When I first read Eric’s work on Auschwitz, I thought it was such an important piece of historical journalism that I kept it close by, bookmarking it in my computer.  At the time it was first published in Planet Waves, the Republican majority in Congress had just pushed through the Military Commissions Act suspending Habeus Corpus, reversing a primary tenet of the US Constitution: that you cannot be detained indefinitely.  I keep the Auschwitz Photo Diary around like a personal Fe-911 fire alarm, as  “In Case of Emergency – Break Glass.”

Listening to the national screaming match over a mosque in Manhattan last month, I was compelled back to that photo diary. There was something about the tone of New York City’s downtown mosque controversy — the near hysteria and xenophobia reminiscent of and even worse than the days immediately after September 11, 2001 — that sent a chill.

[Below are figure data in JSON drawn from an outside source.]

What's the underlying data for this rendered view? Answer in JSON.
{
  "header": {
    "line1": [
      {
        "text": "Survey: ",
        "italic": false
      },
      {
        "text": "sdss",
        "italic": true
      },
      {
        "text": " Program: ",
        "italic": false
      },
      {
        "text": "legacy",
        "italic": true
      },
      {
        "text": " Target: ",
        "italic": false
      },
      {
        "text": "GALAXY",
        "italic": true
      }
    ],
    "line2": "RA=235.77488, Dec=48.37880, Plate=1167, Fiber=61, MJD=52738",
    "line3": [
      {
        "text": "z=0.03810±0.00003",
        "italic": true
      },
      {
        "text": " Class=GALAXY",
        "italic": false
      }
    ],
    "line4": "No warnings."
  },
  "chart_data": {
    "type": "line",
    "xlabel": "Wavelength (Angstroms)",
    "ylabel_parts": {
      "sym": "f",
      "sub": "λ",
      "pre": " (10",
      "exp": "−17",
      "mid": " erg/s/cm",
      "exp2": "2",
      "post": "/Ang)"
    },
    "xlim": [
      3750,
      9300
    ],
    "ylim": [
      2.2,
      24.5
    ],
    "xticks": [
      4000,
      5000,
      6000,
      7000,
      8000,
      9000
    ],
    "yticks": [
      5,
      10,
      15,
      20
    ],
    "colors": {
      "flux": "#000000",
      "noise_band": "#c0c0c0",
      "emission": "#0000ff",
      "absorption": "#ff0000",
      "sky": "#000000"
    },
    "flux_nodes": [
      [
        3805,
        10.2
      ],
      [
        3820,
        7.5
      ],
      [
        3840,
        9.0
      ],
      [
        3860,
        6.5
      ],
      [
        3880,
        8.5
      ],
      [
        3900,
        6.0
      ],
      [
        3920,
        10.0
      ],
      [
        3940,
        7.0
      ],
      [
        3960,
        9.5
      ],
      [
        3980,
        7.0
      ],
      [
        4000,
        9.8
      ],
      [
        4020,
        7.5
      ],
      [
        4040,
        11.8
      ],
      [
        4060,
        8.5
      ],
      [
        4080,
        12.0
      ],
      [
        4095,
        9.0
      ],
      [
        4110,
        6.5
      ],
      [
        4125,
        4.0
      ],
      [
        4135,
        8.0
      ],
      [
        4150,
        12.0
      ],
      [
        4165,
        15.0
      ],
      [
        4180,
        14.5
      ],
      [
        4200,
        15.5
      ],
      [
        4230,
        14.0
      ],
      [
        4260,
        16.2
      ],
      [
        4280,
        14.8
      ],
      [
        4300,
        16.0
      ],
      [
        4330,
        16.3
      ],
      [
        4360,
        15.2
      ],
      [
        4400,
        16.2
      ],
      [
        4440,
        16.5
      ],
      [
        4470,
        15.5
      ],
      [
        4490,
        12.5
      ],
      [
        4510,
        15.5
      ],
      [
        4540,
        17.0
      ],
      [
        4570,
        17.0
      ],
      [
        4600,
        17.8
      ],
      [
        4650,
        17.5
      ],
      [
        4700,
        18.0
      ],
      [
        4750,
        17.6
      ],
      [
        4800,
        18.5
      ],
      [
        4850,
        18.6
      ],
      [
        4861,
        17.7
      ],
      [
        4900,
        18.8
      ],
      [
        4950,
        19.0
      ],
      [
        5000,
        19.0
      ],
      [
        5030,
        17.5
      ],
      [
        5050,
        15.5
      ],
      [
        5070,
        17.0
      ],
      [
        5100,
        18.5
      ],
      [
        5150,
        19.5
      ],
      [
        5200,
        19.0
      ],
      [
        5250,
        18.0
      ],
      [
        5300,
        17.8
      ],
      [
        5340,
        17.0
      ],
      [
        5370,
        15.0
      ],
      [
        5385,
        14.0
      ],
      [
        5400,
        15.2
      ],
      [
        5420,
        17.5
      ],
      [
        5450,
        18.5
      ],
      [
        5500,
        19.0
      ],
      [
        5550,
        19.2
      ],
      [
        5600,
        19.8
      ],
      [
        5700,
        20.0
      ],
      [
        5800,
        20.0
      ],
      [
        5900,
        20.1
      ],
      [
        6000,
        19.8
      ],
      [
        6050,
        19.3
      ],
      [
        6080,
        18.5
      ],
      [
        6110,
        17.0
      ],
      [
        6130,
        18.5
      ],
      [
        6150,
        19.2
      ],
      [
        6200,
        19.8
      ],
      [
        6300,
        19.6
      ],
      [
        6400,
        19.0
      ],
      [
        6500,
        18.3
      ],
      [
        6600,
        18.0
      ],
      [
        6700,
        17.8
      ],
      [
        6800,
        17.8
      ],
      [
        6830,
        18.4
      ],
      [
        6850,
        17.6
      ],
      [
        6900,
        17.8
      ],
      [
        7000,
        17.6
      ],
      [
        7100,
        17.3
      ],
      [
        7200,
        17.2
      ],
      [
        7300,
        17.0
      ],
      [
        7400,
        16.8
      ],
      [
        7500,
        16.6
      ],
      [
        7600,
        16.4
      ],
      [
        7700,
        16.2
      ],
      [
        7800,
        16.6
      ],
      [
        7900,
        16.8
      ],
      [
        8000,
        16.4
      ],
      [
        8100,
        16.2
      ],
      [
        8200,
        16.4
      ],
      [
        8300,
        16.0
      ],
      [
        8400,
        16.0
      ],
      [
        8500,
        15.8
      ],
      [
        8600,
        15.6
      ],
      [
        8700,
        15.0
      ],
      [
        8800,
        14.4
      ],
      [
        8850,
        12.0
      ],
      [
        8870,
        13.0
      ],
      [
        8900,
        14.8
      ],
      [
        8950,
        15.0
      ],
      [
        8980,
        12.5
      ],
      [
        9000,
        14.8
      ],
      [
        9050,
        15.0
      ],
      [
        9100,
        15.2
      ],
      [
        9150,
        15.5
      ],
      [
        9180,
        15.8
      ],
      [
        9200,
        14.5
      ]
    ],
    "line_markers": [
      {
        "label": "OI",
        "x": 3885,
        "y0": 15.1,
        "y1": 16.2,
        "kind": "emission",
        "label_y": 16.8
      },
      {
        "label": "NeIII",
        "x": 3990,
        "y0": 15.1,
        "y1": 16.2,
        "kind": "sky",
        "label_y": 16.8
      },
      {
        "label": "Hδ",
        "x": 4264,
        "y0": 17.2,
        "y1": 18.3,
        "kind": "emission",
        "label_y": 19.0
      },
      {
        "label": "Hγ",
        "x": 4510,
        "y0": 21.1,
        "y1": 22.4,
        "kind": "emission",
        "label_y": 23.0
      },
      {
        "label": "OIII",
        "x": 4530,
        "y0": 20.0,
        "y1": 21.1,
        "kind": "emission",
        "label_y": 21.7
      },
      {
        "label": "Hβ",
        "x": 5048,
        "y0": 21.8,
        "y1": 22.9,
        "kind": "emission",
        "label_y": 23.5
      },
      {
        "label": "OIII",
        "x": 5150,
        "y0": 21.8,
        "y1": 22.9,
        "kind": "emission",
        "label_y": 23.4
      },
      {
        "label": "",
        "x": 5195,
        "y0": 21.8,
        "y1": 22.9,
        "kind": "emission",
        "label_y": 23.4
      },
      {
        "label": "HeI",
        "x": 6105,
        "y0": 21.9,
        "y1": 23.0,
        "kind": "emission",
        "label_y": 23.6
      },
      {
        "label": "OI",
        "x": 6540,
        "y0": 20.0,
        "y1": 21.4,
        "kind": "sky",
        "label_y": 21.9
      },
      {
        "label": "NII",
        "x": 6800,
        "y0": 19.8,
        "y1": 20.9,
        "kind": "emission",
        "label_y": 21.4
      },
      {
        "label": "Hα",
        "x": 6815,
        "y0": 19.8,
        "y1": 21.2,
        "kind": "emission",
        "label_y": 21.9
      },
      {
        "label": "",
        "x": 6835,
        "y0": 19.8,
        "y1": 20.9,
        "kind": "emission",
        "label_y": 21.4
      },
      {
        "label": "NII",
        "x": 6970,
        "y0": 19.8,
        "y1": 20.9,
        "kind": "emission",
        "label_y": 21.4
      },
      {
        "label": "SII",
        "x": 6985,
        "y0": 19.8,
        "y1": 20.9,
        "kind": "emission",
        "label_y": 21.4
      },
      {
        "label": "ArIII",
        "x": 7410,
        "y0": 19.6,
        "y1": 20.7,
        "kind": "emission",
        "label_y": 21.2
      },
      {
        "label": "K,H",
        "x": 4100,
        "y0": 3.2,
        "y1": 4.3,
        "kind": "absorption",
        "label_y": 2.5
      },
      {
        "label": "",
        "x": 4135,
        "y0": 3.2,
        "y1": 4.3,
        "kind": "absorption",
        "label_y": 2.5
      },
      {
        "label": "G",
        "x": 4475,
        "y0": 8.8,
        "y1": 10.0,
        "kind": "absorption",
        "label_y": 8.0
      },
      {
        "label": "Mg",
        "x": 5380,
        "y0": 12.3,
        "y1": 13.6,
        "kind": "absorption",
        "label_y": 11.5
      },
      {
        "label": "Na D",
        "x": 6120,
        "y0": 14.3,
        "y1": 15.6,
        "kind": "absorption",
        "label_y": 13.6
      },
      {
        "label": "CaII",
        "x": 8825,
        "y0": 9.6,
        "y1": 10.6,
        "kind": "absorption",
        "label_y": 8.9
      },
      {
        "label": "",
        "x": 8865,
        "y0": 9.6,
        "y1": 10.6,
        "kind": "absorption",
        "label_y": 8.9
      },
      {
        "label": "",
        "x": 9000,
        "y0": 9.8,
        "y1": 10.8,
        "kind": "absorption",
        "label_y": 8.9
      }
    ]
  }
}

Nearly a decade later, Democrats are in and Republicans out but struggling to regain a foothold back into power. We are at a new period of economic contraction — a perfect breeding ground for fear, intolerance and hatred. Throughout the history of the world, periods of economic crisis and uncertainty are often marked with the socio-psychological phenomenon called the frustration-aggression complex: the violent acting out of group fear, usually against an outside group, based on economic uncertainty and powerlessness.